What is an emergency anyway? Is it an emergency when someone calls and says they have been thinking about selling and they want you to come over and look at the place today? Will you lose the contract if you are booked and it will have to wait a couple of days? I honestly think my clients have more respect for me because they know that I am busy and not just sitting by the phone waiting for them to call to go house hunting. When they have respect for me my job is far more enjoyable, and easier too.

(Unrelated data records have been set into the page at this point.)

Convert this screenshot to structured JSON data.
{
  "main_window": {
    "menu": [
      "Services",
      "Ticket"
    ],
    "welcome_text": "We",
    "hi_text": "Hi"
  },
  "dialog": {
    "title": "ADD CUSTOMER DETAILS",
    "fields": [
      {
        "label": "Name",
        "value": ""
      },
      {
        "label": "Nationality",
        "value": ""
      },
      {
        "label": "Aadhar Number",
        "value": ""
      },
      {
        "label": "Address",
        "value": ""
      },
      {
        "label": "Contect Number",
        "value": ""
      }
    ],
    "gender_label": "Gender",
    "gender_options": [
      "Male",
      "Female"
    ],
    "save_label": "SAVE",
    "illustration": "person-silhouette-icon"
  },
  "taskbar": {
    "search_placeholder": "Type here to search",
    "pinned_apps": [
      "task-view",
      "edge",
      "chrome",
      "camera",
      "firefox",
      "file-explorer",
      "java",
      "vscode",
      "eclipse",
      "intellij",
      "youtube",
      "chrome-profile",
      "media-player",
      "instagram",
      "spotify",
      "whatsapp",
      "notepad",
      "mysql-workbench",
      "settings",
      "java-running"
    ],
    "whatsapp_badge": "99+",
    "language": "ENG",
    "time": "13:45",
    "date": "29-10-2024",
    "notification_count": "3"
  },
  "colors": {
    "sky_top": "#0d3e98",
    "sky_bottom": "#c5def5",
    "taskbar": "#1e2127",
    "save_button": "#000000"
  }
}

I have been known to juggle a bit or squeeze someone in but it is usually because I have a day coming up with no appointments and I want to keep it that way. People who pick up the phone and call random agents when they want to see a home often do not make very good clients. They are the same people who hop from realtor to realtor and pick the agent of convince who is in the right place at the right time. I am not the right agent for them. They will make me work hard and will only be loyal as long as I can accommodate their every whim, which isn’t very long because I have other clients.
More than availability
Most experienced agents have much more to offer than availability, most rookies have little more to offer than availability. There is always that story about the agent who got a million dollar deal because they answered the phone on thanksgiving. It does happen but not often enough so that it is worth sacrificing every thanksgiving just in case. Rookies are taught that they need to be responsive. We all need to be responsive but working with out a plan and jumping from one emergency to another is not the way to grow a business. The behavior will limit business growth, and make what can be a great job a living hell.

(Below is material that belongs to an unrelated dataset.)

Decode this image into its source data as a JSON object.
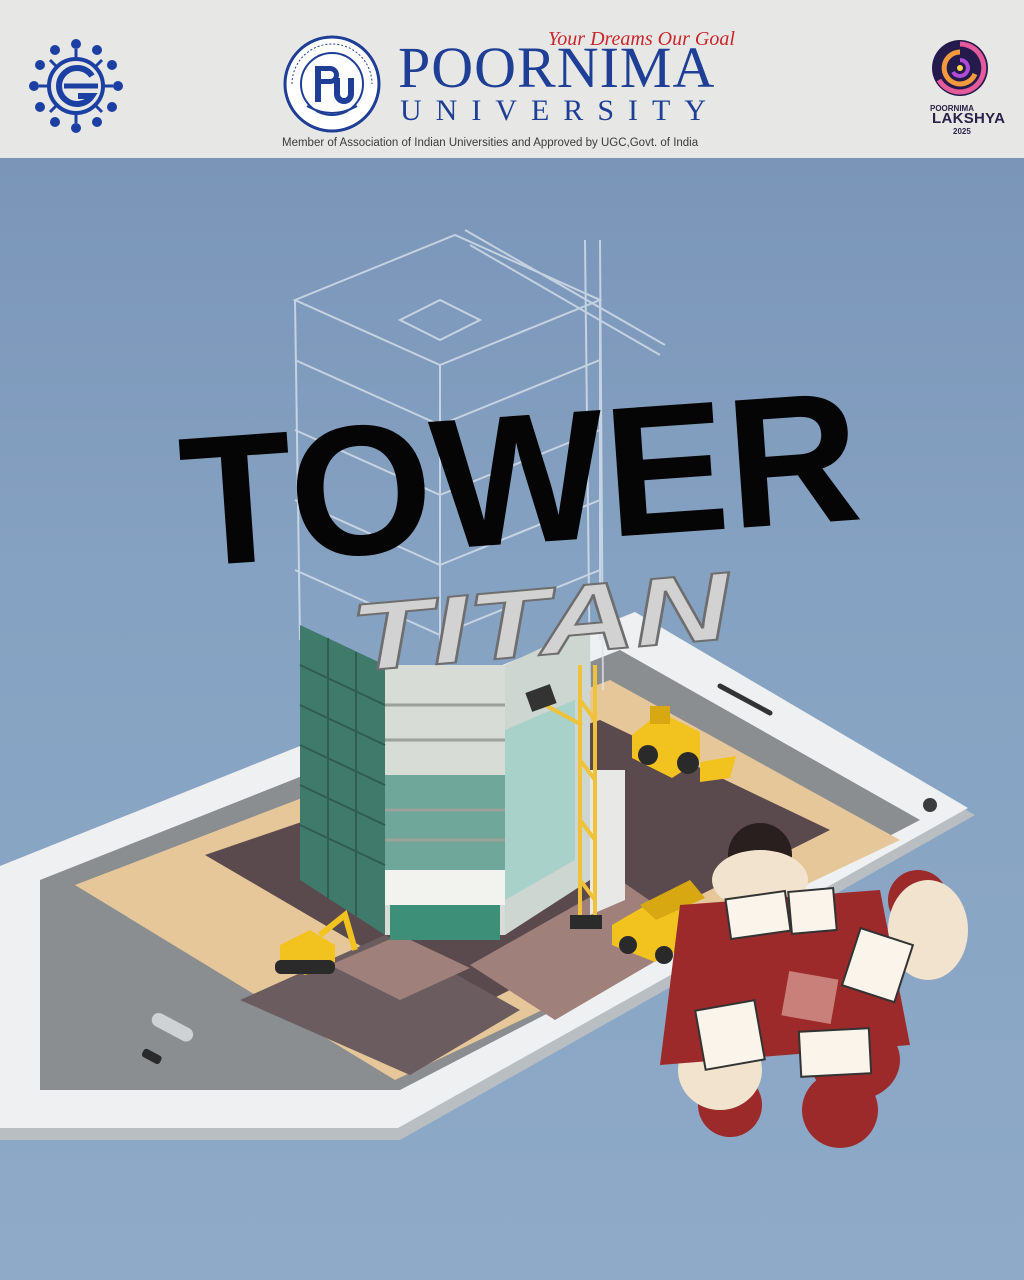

Some of the rookies have been in business for many years. They will never move beyond the rookie stage until they learn to take charge of their schedules and their lives. They also jeopardize their relationships with their spouses and families, while limiting the growth of their businesses. They can’t keep promises or honor commitments because when business calls they just leave other responsibilities. Who wants to be married to someone who puts work before family? Who wants to work with a spouse who never stops and does not put any value on personal time or relationships? Does a good parent miss a little league game because a client suddenly decideds they need to see a home now?
Just say when
It is easy to take charge. Just tell the caller when you will be available. If the potential client moves on, trust me you would have not wanted them for a client or have been able to serve them anyway. It is OK to say no to potential clients who are too demanding. It is in your own best interests to do so. One bad client can ruin a day, or even a week and make it much harder to run a business or serve other clients. While you run out to show that one prospect you may never see again, someone else’s listing, consider what you could have been doing with that time. Often what you could have been doing, or should have been doing was a better way to generate revenue. Unfortunately this only sinks in after you showed the home and the client moves on.
Plan ahead, be strategic, have a schedule. Get your work done, have fun and schedule time off. Be there in the here and now for the people who need you. Reward yourself for working hard and take a day or even an afternoon off for the heck of it. Being available is not what it takes to be a professional Realtor, it is how rookies get started because they have plenty of time but no business. Don’t limit your job and your life by being always and forever available. Being available won’t make you richer, it will just make you tired.